Tragedia w polskim mieście. Nie żyje 12-letni chłopiec, jego mama walczy o życie
Dramatyczne wydarzenia w Piastowie pod Warszawą. W nocy z 28 na 29 maja w jednym z mieszkań na poddaszu kamienicy niepodziewanie wybuchł pożar. Skutki zdarzenia są porażające. Co wydarzyło się w jednym z podwarszawskich mieszkań?
Ogień pojawił się, gdy wszyscy spali
Było kilka minut po trzeciej nad ranem, kiedy służby ratunkowe otrzymały dramatyczne zgłoszenie. Pożar miał wybuchnąć na poddaszu kamienicy przy ul. Reja w Piastowie. Choć informacja była lakoniczna, od razu wiadomo było, że może chodzić o ludzkie życie. Na miejsce ruszyły wozy z pobliskich jednostek - zarówno Państwowej, jak i Ochotniczej Straży Pożarnej.

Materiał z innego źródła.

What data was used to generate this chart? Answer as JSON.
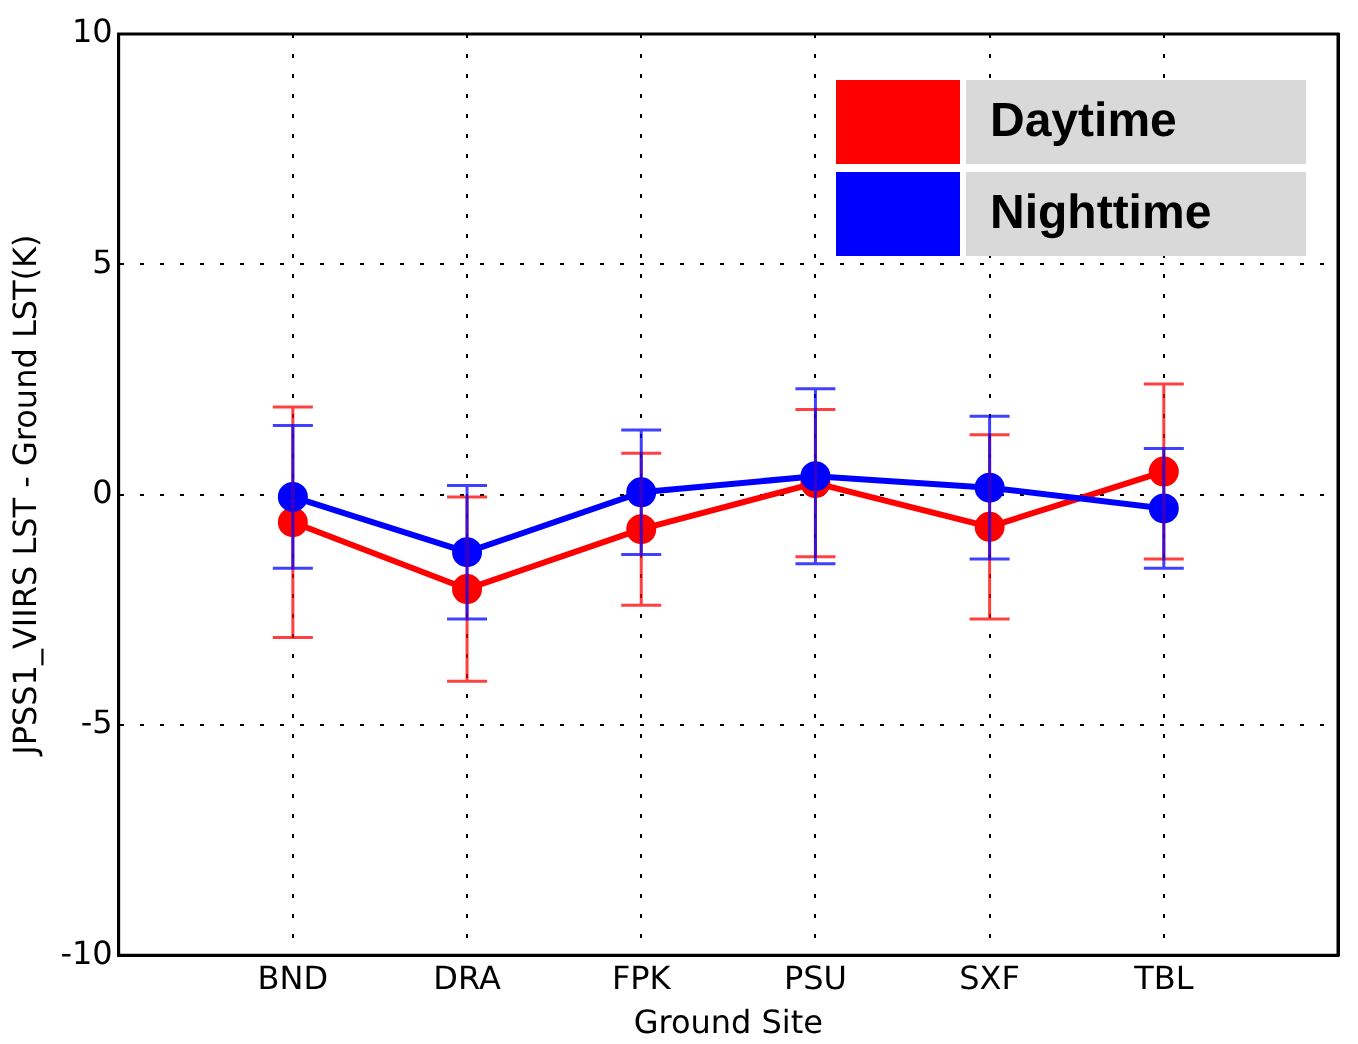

W takich sytuacjach każda minuta ma znaczenie. Kiedy pierwsi strażacy dotarli na miejsce, ogień był już w pełni rozwinięty, choć płomienie jeszcze nie wydostawały się na zewnątrz. Warunki wewnątrz budynku były skrajnie trudne - gęsty, duszący dym, wysoka temperatura, znikoma widoczność. Służby wiedziały, że w środku mogą być uwięzieni ludzie, więc działania ratunkowe prowadzono z maksymalnym pośpiechem, ale też ostrożnością.
Wybuch ognia w nocy, gdy domownicy śpią, to najgorszy możliwy scenariusz. Alarmy, jeśli w ogóle były, mogły nie obudzić wszystkich na czas. A dym, jak wiadomo, zabija szybciej niż ogień.
Dziecko nie żyje, kobieta w krytycznym stanie
W jednym z pomieszczeń ratownicy natrafili na nieprzytomnego 12-latka. Mimo błyskawicznej reakcji i podjętej próby reanimacji, nie udało się go uratować. Chłopiec zmarł na miejscu. To właśnie takich scen boją się najbardziej nawet doświadczeni strażacy - kiedy jest już za późno, choć robi się wszystko, by zdążyć.
W mieszkaniu znajdowała się również matka chłopca. Nieprzytomna kobieta trafiła do szpitala, gdzie lekarze walczą o jej życie. Jej stan określany jest jako skrajnie ciężki. Ojciec chłopca zdołał opuścić mieszkanie o własnych siłach. W chwili wybuchu pożaru prawdopodobnie przebywał w innym pomieszczeniu.
Na miejscu przez wiele godzin pracowały zastępy straży pożarnej i służby ratunkowe - dogaszanie ognia, przeszukiwanie budynku, zabezpieczanie konstrukcji. Każda minuta mogła zdecydować o życiu. Niestety, tej nocy nie udało się ocalić wszystkich.
Co doprowadziło do pożaru? Śledczy próbują ustalić przyczynę
Na razie nie wiadomo, co było źródłem ognia. Pożar pojawił się w nocy, gdy wszyscy spali - co automatycznie zmniejszyło szanse na szybką reakcję i ewakuację. Policja, pod nadzorem prokuratury, rozpoczęła śledztwo. Biegli z zakresu pożarnictwa zapewne będą usiłowali ustalić, czy doszło do zwarcia instalacji, nieostrożności z ogniem, czy też innego zdarzenia.
Nie mam jeszcze pełnych informacji w tej sprawie - przekazała w rozmowie z “Faktem” podkom. Monika Orlik z Komendy Powiatowej Policji w Pruszkowie.
Pojawiają się też pytania o stan techniczny kamienicy. Czy była wyposażona w czujniki dymu? Czy coś mogło wskazywać na zagrożenie? Śledztwo może potrwać tygodnie, ale dla rodziny ofiar każda odpowiedź będzie krokiem ku prawdzie. Obecnie pozostaje jedynie czekać na pierwsze rezultaty dochodzenia i na dalsze informacje o stanie zdrowia poszkodowanej kobiety.